George Hettrick, Hunton & Williams

The American Lawyer

By Francesca Heintz

September 01, 2009


George Hettrick spent 25 years hammering out financing agreements and arranging new capital for clients at Richmond's Hunton & Williams. A top corporate finance partner, Hettrick worked mostly with Virginia Electric and Power Company, one of the firm's biggest clients at the time. But as his career flourished, his personal life faltered.

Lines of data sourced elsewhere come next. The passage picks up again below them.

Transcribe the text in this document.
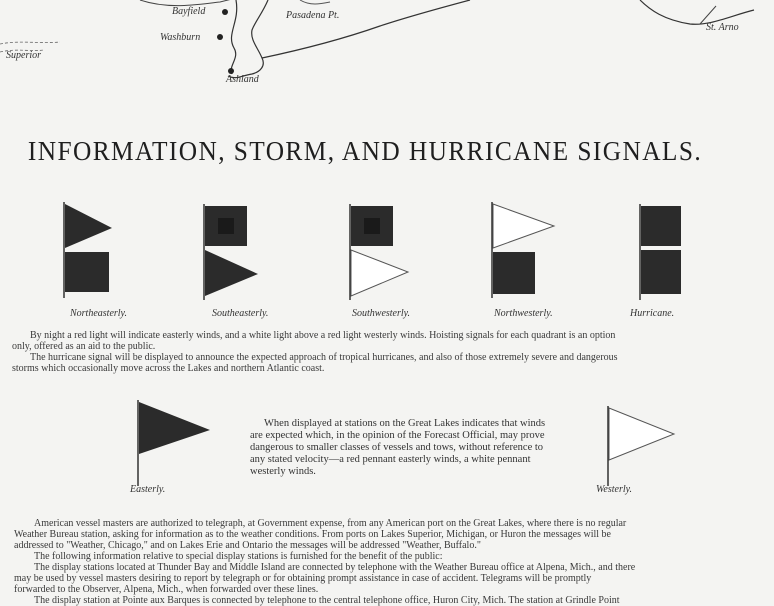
Bayfield
Washburn
Pasadena Pt.
Ashland
Superior
St. Arno
INFORMATION, STORM, AND HURRICANE SIGNALS.
Northeasterly.	Southeasterly.	Southwesterly.	Northwesterly.	Hurricane.
By night a red light will indicate easterly winds, and a white light above a red light westerly winds. Hoisting signals for each quadrant is an option
only, offered as an aid to the public.
The hurricane signal will be displayed to announce the expected approach of tropical hurricanes, and also of those extremely severe and dangerous
storms which occasionally move across the Lakes and northern Atlantic coast.
Easterly.
When displayed at stations on the Great Lakes indicates that winds
are expected which, in the opinion of the Forecast Official, may prove
dangerous to smaller classes of vessels and tows, without reference to
any stated velocity—a red pennant easterly winds, a white pennant
westerly winds.
Westerly.
American vessel masters are authorized to telegraph, at Government expense, from any American port on the Great Lakes, where there is no regular
Weather Bureau station, asking for information as to the weather conditions. From ports on Lakes Superior, Michigan, or Huron the messages will be
addressed to "Weather, Chicago," and on Lakes Erie and Ontario the messages will be addressed "Weather, Buffalo."
The following information relative to special display stations is furnished for the benefit of the public:
The display stations located at Thunder Bay and Middle Island are connected by telephone with the Weather Bureau office at Alpena, Mich., and there
may be used by vessel masters desiring to report by telegraph or for obtaining prompt assistance in case of accident. Telegrams will be promptly
forwarded to the Observer, Alpena, Mich., when forwarded over these lines.
The display station at Pointe aux Barques is connected by telephone to the central telephone office, Huron City, Mich. The station at Grindle Point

"As my career went on, it became clear to me that I had a serious drinking problem and it continued to erode the quality of my life," Hettrick says. In 1989 he entered an alcoholism treatment program. After successfully completing rehab, Hettrick was approached by then–managing partner W. Taylor Reveley III and Thurston Moore, who was being groomed to succeed Reveley. "They wanted to institutionalize a pro bono practice at Hunton and asked me if I would take it on," says Hettrick. He became the chair of the firm's community service committee, devoting his practice fully to pro bono work.

Hettrick began by asking local judges, law school administrators, and others what kind of legal needs existed. An Episcopal priest in Church Hill, one of Richmond's poorest neighborhoods, recommended opening a community pro bono office, an idea that struck Hettrick as a way to attract lawyers to pro bono work.

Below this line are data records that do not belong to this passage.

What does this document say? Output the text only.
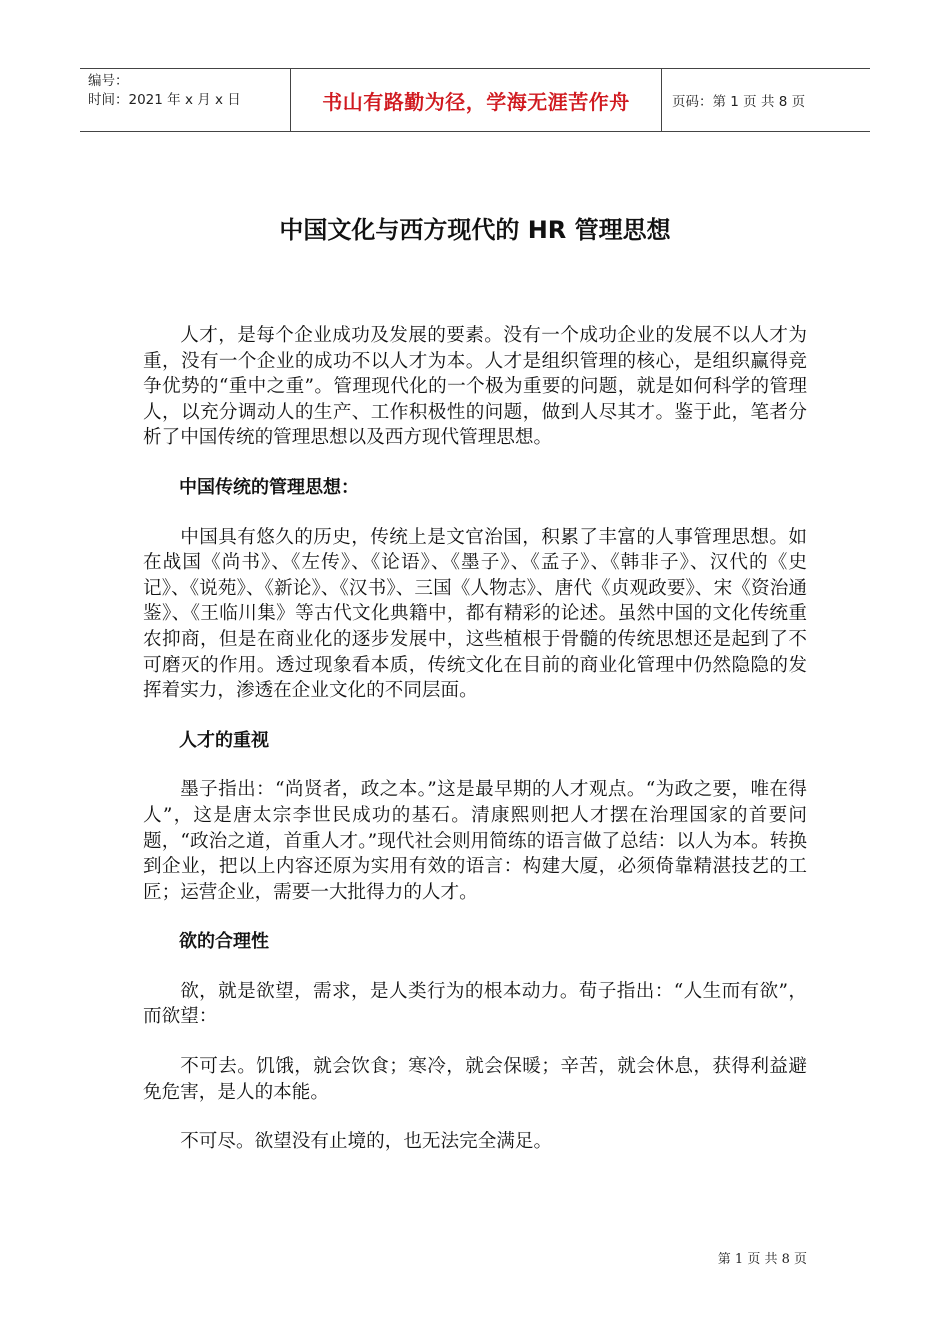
编号：
时间：2021 年 x 月 x 日	书山有路勤为径，学海无涯苦作舟	页码：第 1 页 共 8 页
中国文化与西方现代的 HR 管理思想

人才，是每个企业成功及发展的要素。没有一个成功企业的发展不以人才为重，没有一个企业的成功不以人才为本。人才是组织管理的核心，是组织赢得竞争优势的“重中之重”。管理现代化的一个极为重要的问题，就是如何科学的管理人，以充分调动人的生产、工作积极性的问题，做到人尽其才。鉴于此，笔者分析了中国传统的管理思想以及西方现代管理思想。

中国传统的管理思想：

中国具有悠久的历史，传统上是文官治国，积累了丰富的人事管理思想。如在战国《尚书》、《左传》、《论语》、《墨子》、《孟子》、《韩非子》、汉代的《史记》、《说苑》、《新论》、《汉书》、三国《人物志》、唐代《贞观政要》、宋《资治通鉴》、《王临川集》等古代文化典籍中，都有精彩的论述。虽然中国的文化传统重农抑商，但是在商业化的逐步发展中，这些植根于骨髓的传统思想还是起到了不可磨灭的作用。透过现象看本质，传统文化在目前的商业化管理中仍然隐隐的发挥着实力，渗透在企业文化的不同层面。

人才的重视

墨子指出：“尚贤者，政之本。”这是最早期的人才观点。“为政之要，唯在得人”，这是唐太宗李世民成功的基石。清康熙则把人才摆在治理国家的首要问题，“政治之道，首重人才。”现代社会则用简练的语言做了总结：以人为本。转换到企业，把以上内容还原为实用有效的语言：构建大厦，必须倚靠精湛技艺的工匠；运营企业，需要一大批得力的人才。

欲的合理性

欲，就是欲望，需求，是人类行为的根本动力。荀子指出：“人生而有欲”，而欲望：

不可去。饥饿，就会饮食；寒冷，就会保暖；辛苦，就会休息，获得利益避免危害，是人的本能。

不可尽。欲望没有止境的，也无法完全满足。

第 1 页 共 8 页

Hunton's Church Hill office opened in June 1990 with Hettrick as managing partner. It now has more than 90 Hunton lawyers on its rotating schedule; they serve neighborhood residents whose income is too high to qualify for legal aid. The office focuses primarily on family law, landlord-tenant issues, and guardianships.

Encouraged by the positive response to the Church Hill office, Hettrick established pro bono committees in 14 Hunton offices. Led by Hettrick, the firm also formed a partnership with the University of Virginia School of Law in 2005, opening a pro bono office staffed by Hunton volunteers and law school students who work with domestic violence victims and asylum seekers. "I don't do the big-headline, high-impact cases. I just make the judgment that these people need help, and they're not going to get it if we don't do it," says Hettrick, who still does most of the Church Hill office's intake work. "It's the age-old adage that in giving, we receive."

Outside the firm, Hettrick, 69, spurs Richmond's lawyers to view pro bono as an integral part of their practices. He revamped the Central Virginia Bar Foundation, which had been founded as a vehicle for lawyers to make tax-deductible contributions for judge's portraits, into an organization dedicated to pro bono. The newly named Greater Richmond Bar Foundation's biggest program is a clearinghouse that provides pro bono legal services to nonprofits.

"George has developed a reputation in Richmond as a person you can call on if you need help," says John Oakey, Jr., a retired McGuireWoods partner who works closely with Hettrick at the bar foundation. "One thing he told me years ago was that he didn't care who gets credit for the work as long as it's done properly. And George makes sure that happens."